2012 on track to be hottest year on record


Meteorologist Trent Okerson

Barring an unprecedented cold snap, climate data shows that 2012 will go down in the history books as the hottest on record.  Locally, the months of March and July both set records for the hottest on record, and on June 29, we tied the all time record high of 108 degrees F.  This year's local average temperatures (average of each day's high and low) through the middle of last month are significantly warmer than years past.

In Paducah, the average temperature stood at 63.2 F, well above the previous record of 62.4 Ffor that same period in 2007.  In Cape Girardeau, the 2012 average temperature of 62.8 F was hotter that the 62.1 F back in 1986.  In Evansville, the average of 63.2 F was hotter than the average of 62.8 F in 1938.

For the lower 48, the first 11 months of the year are the warmest since records began in 1895, with the average national temperatures through November at 57.1 F.  Until now, 1998 held the record for hottest year ever, with an average temperature of 54.3 F.  Climate scientists say that there is a 99.7% chance that 2012 will indeed break that record.  Only an record-shattering cold snap this month would prevent the record from falling.

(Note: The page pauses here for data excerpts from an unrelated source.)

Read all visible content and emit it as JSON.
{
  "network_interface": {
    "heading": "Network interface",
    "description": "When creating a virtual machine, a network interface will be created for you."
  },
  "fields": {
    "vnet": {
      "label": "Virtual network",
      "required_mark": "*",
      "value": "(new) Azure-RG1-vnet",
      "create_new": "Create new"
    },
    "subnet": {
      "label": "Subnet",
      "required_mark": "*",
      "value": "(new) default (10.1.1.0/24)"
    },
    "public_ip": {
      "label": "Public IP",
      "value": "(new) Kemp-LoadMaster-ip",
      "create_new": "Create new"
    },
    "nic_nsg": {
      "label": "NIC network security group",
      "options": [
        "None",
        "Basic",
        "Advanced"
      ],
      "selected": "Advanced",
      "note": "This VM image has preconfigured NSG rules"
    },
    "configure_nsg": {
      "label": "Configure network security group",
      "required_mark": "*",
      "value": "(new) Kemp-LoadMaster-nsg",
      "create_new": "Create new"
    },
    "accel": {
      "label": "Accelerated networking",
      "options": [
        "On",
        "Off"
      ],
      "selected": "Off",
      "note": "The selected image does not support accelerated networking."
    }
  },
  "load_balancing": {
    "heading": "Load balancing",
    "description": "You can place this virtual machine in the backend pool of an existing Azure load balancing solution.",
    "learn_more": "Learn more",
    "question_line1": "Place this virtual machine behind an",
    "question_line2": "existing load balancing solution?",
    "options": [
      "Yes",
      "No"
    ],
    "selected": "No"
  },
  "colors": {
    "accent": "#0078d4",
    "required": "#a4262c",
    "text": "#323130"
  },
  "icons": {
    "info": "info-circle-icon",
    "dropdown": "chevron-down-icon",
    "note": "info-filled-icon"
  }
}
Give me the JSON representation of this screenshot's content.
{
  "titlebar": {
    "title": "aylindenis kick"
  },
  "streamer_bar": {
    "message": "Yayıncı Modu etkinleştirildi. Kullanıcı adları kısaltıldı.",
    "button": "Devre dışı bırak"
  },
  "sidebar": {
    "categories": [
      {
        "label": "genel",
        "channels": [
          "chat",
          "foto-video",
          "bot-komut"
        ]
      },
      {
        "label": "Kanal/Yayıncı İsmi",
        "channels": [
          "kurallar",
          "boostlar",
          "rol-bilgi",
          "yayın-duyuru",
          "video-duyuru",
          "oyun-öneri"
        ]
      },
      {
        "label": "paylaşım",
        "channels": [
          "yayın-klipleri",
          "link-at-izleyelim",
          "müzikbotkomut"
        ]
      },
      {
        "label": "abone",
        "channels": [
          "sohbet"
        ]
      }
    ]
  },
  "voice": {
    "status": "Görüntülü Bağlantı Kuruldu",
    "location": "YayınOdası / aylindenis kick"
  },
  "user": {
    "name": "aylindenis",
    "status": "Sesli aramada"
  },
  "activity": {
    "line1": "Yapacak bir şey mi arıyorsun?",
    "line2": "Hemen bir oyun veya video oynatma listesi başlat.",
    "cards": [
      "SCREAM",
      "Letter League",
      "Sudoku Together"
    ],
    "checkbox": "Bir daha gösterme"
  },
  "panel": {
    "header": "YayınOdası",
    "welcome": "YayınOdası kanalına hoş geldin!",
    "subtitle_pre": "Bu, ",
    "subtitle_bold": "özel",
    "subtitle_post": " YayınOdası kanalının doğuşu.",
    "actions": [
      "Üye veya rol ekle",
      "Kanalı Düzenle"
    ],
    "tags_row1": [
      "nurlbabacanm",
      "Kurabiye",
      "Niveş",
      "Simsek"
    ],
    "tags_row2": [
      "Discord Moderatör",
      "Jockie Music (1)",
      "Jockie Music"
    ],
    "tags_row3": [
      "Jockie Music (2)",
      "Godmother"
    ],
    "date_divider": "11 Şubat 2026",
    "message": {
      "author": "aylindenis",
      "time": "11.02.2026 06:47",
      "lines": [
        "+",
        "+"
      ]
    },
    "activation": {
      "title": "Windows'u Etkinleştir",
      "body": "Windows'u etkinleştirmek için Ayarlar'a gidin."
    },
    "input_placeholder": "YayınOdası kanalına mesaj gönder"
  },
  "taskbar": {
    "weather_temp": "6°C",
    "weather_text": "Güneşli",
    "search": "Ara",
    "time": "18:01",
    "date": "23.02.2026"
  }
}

Jake Crouch from the National Climatic Data Center commented on the setup for the record warmth, "The warm winter (last year) and spring were associated with an usually northern track of the jet stream, which kept cold Arctic air out of the contiguous United States.  The early start to spring was a precursor to the summer drought.  The large size of the summer drought was associated with a large area of the country experiencing a very hot summer.  Those conditions continued into much of the fall season."

Globally, the U.N. World Meteorological Organization says that 2012 will likely rank in the top 10 hottest years on record.